Campaigners receive longest ever sentences for non-violent protest after being convicted of conspiracy to cause public nuisance.
Five supporters of the Just Stop Oil climate campaign who conspired to cause gridlock on London’s orbital motorway have been sentenced to lengthy jail terms.
Roger Hallam, Daniel Shaw, Louise Lancaster, Lucia Whittaker De Abreu and Cressida Gethin were found guilty last week of conspiracy to cause a public nuisance for coordinating direct action protests on the M25 over four days in November 2022.
Hallam received a five year sentence on Thursday, while the other four were each sentenced to four years.
The sentences are thought to be the longest sentences even given in the UK for non-violent protest, beating those given to Just Stop Oil protesters Morgan Trowland (three years) and Marcus Decker (two years and seven months) for scaling the Dartford Crossing.
All five had spoken on a Zoom call trying to recruit potential volunteers for the actions, which involved activists climbing motorway gantries at strategic points on the motorway, which encircles London and is a key road transport link.
On the call, Hallam said they intended to cause “the biggest disruption in British modern history” in an effort to force the government to meet Just Stop Oil’s core demand: an end to new oil and gas exploration in the North Sea.
Passing sentence on each of the defendants at Southwark crown court, judge Christopher Hehir said: “The offending of all five of you is very serious indeed and lengthy custodial sentences must follow.
“I acknowledge that at least some of the concerns are shared by many, but the plain fact is that each of you has some time ago crossed the line from concerned campaigner to fanatic.”
Supporters of the defendants expressed outrage at the sentences, which came after a two-week trial in which Judge Hehir denied them any of the defences in law for causing a public nuisance.
Hehir ruled that the jury should not take into account evidence about climate breakdown, which the defendants wanted to point to as the key motivation behind their actions, and which they said provided them with a reasonable excuse for them.
Remanding the defendants to prison last week after their guilty verdicts, Hehir told them: “You are going to prison for a very long time.”
Michel Forst, the UN’s special rapporteur on environmental defenders, who had attended part of the trial, had criticised the severity of protest laws recently introduced under the former Conservative government.
“The UK is a nightmare for climate activists from this point of view,” he told the Guardian. “Facing several years of imprisonment for taking part in a Zoom call – this is something I have not seen anywhere else and it is shockingly disproportionate.”
The naturalist Chris Packham called on supporters of the defendants to gather near the court at 4pm on Thursday.
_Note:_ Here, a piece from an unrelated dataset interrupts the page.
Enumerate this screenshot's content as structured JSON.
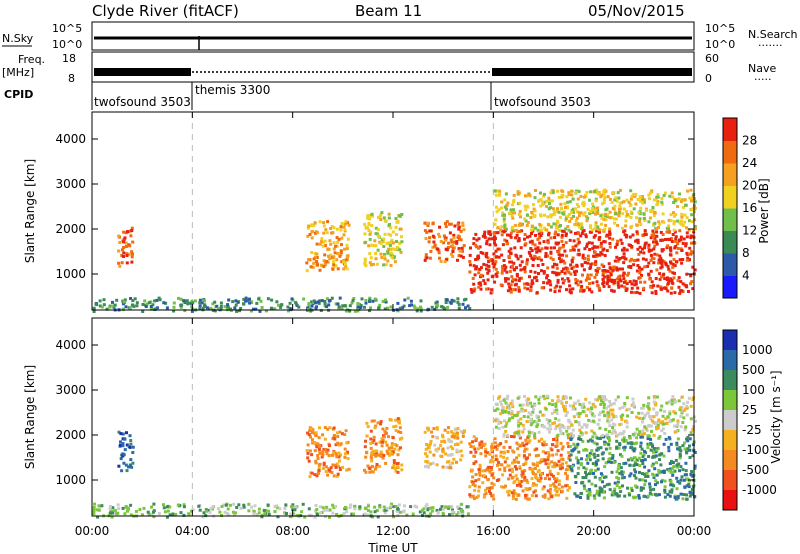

Pointing to the prisons overcrowding crisis that has led the incoming Labour government to order the early release of thousands of prisoners, he said: “Why would we possibly want to be locking up five peaceful climate protesters?
“They have just been through the sham of a court case where they were not allowed to say why they were protesting, and this has aggrieved the UN. They have criticised the UK government and said that basically it’s transgressing the UK’s obligations when it comes to upholding human rights.”